In light of the expected founding of an independent Palestinian state, questions of security along Israel’s eastern border have returned to the nation’s daily agenda, especially due to the plans proposed by U.S. Secretary of State John Kerry and retired general John Allen. We’ve returned to the starting point: In order to defend Israel, with a combination of Israeli and international military presence, as well as disarming of hostile Palestinian forces, we must first define the exact parameters of the Israel we’re trying to defend.
Here, the internal factor comes into play. Israel littered the area with mines as a means to prevent evacuating it. The old claim, that military presence alongside permanent settlement will increase security, was duplicated east of the Green Line, in the West Bank, and the Golan, and only complicates the bargaining, because military presence can be removed with an order, but civilian presence is not so easily removed.

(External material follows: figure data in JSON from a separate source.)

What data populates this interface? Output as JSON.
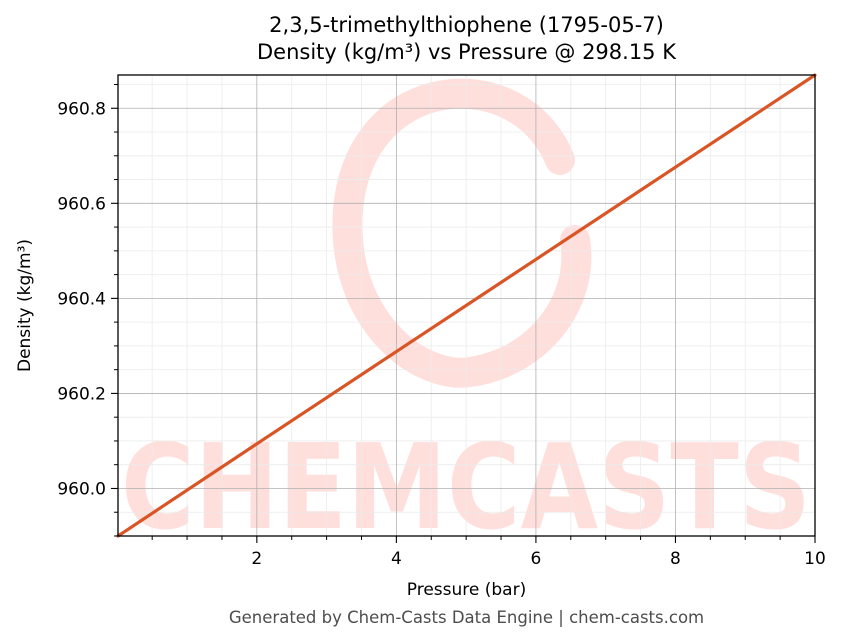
{
  "chart_data": {
    "type": "line",
    "title": "2,3,5-trimethylthiophene (1795-05-7)",
    "subtitle": "Density (kg/m³) vs Pressure @ 298.15 K",
    "xlabel": "Pressure (bar)",
    "ylabel": "Density (kg/m³)",
    "xlim": [
      0.01,
      10
    ],
    "ylim": [
      959.9,
      960.87
    ],
    "xticks": [
      2,
      4,
      6,
      8,
      10
    ],
    "xtick_labels": [
      "2",
      "4",
      "6",
      "8",
      "10"
    ],
    "yticks": [
      960.0,
      960.2,
      960.4,
      960.6,
      960.8
    ],
    "ytick_labels": [
      "960.0",
      "960.2",
      "960.4",
      "960.6",
      "960.8"
    ],
    "grid": true,
    "minor_grid": true,
    "series": [
      {
        "color": "#d95525",
        "x": [
          0.01,
          2,
          4,
          6,
          8,
          10
        ],
        "y": [
          959.9,
          960.094,
          960.288,
          960.482,
          960.676,
          960.87
        ]
      }
    ]
  },
  "watermark": {
    "text": "CHEMCASTS",
    "color": "#ffdcd8"
  },
  "footer": "Generated by Chem-Casts Data Engine | chem-casts.com"
}
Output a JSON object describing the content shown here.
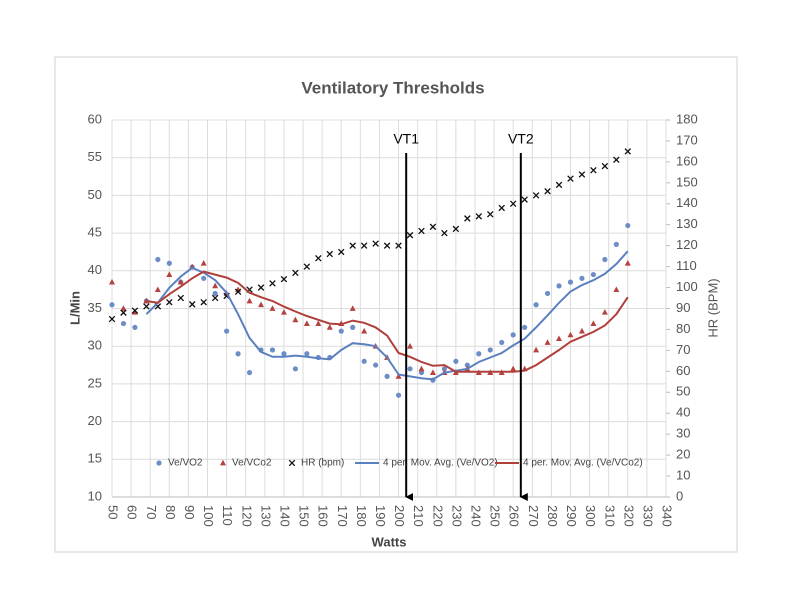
{
  "chart_data": {
    "type": "scatter",
    "title": "Ventilatory Thresholds",
    "x_label": "Watts",
    "y_label": "L/Min",
    "y2_label": "HR (BPM)",
    "x": [
      50,
      56,
      62,
      68,
      74,
      80,
      86,
      92,
      98,
      104,
      110,
      116,
      122,
      128,
      134,
      140,
      146,
      152,
      158,
      164,
      170,
      176,
      182,
      188,
      194,
      200,
      206,
      212,
      218,
      224,
      230,
      236,
      242,
      248,
      254,
      260,
      266,
      272,
      278,
      284,
      290,
      296,
      302,
      308,
      314,
      320
    ],
    "series": [
      {
        "name": "Ve/VO2",
        "color": "#6d8dc7",
        "marker": "circle",
        "values": [
          35.5,
          33,
          32.5,
          36,
          41.5,
          41,
          38.5,
          40.5,
          39,
          37,
          32,
          29,
          26.5,
          29.5,
          29.5,
          29,
          27,
          29,
          28.5,
          28.5,
          32,
          32.5,
          28,
          27.5,
          26,
          23.5,
          27,
          26.5,
          25.5,
          27,
          28,
          27.5,
          29,
          29.5,
          30.5,
          31.5,
          32.5,
          35.5,
          37,
          38,
          38.5,
          39,
          39.5,
          41.5,
          43.5,
          46
        ]
      },
      {
        "name": "Ve/VCo2",
        "color": "#b5423f",
        "marker": "triangle",
        "values": [
          38.5,
          35,
          34.5,
          36,
          37.5,
          39.5,
          38.5,
          40.5,
          41,
          38,
          37,
          37.5,
          36,
          35.5,
          35,
          34.5,
          33.5,
          33,
          33,
          32.5,
          33,
          35,
          32,
          30,
          28.5,
          26,
          30,
          27,
          26.5,
          26.5,
          26.5,
          27,
          26.5,
          26.5,
          26.5,
          27,
          27,
          29.5,
          30.5,
          31,
          31.5,
          32,
          33,
          34.5,
          37.5,
          41
        ]
      },
      {
        "name": "HR (bpm)",
        "color": "#111111",
        "marker": "x",
        "axis": "y2",
        "values": [
          85,
          88,
          89,
          91,
          91,
          93,
          95,
          92,
          93,
          95,
          96,
          98,
          99,
          100,
          102,
          104,
          107,
          110,
          114,
          116,
          117,
          120,
          120,
          121,
          120,
          120,
          125,
          127,
          129,
          126,
          128,
          133,
          134,
          135,
          138,
          140,
          142,
          144,
          146,
          149,
          152,
          154,
          156,
          158,
          161,
          165
        ]
      },
      {
        "name": "4 per. Mov. Avg. (Ve/VO2)",
        "color": "#5b80c0",
        "marker": "line",
        "values": [
          null,
          null,
          null,
          34.25,
          35.75,
          37.75,
          39.25,
          40.4,
          39.75,
          38.75,
          37.1,
          34.25,
          31.1,
          29.25,
          28.6,
          28.6,
          28.75,
          28.6,
          28.4,
          28.25,
          29.5,
          30.4,
          30.25,
          30,
          28.5,
          26.25,
          26,
          25.75,
          25.6,
          26.5,
          26.75,
          27,
          27.9,
          28.5,
          29.1,
          30.1,
          31,
          32.5,
          34.1,
          35.75,
          37.25,
          38.1,
          38.75,
          39.6,
          40.9,
          42.6
        ]
      },
      {
        "name": "4 per. Mov. Avg. (Ve/VCo2)",
        "color": "#b0403c",
        "marker": "line",
        "values": [
          null,
          null,
          null,
          36,
          35.75,
          36.9,
          37.9,
          39,
          39.9,
          39.5,
          39.1,
          38.4,
          37.1,
          36.5,
          36,
          35.25,
          34.6,
          34,
          33.5,
          33,
          32.9,
          33.4,
          33.1,
          32.5,
          31.4,
          29.1,
          28.6,
          27.9,
          27.4,
          27.5,
          26.6,
          26.6,
          26.6,
          26.6,
          26.6,
          26.6,
          26.75,
          27.5,
          28.5,
          29.5,
          30.6,
          31.25,
          31.9,
          32.75,
          34.25,
          36.5
        ]
      }
    ],
    "annotations": [
      {
        "text": "VT1",
        "x": 204
      },
      {
        "text": "VT2",
        "x": 264
      }
    ],
    "xlim": [
      50,
      340
    ],
    "xticks": [
      50,
      60,
      70,
      80,
      90,
      100,
      110,
      120,
      130,
      140,
      150,
      160,
      170,
      180,
      190,
      200,
      210,
      220,
      230,
      240,
      250,
      260,
      270,
      280,
      290,
      300,
      310,
      320,
      330,
      340
    ],
    "ylim": [
      10,
      60
    ],
    "yticks": [
      10,
      15,
      20,
      25,
      30,
      35,
      40,
      45,
      50,
      55,
      60
    ],
    "y2lim": [
      0,
      180
    ],
    "y2ticks": [
      0,
      10,
      20,
      30,
      40,
      50,
      60,
      70,
      80,
      90,
      100,
      110,
      120,
      130,
      140,
      150,
      160,
      170,
      180
    ],
    "grid": true,
    "legend": "bottom"
  }
}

Dozens of small settlements have sprung up in the Jordan River Valley, home to thousands of settlers.
This week, Defense Minister Moshe Ya’alon, as a politician scheming to be head of Likud, and perhaps prime minister, visited the Jordan River Valley, and sucked up to the settlers. He spoke of the fears that rockets could be launched from the West Bank at Tel Aviv or Ben Gurion Airport, legitimate danger that should be dealt with diplomatically and with appropriate security policy. But first, he expressed his opposition to removing settlers as part of a peace agreement. “I’m an advocate of settlement,” said Ya’alon. “I believe in it. In places where Jews don’t live, there’s no security either. Whoever really wants peace must talk about coexistence, and not removing Jews like what was done in Gaza, and the ensuing destruction there that led to rockets being fired on Israel.”
That is a political statement, not a security one. The prime minister’s Likud advisers know better than to get too close to debates about plans including removing settlers from their homes. Gantz, his second in command Gadi Eizenkot, and other senior officers that comprise the upper echelons of the IDF are remaining silent so as not to quarrel with their superiors. As usual, American assistance is essential. Dempsey, playing the role of Gantz’s spokesman, was asked this week what Gantz meant by strategic opportunity. Dempsey chose to leave it to imagination.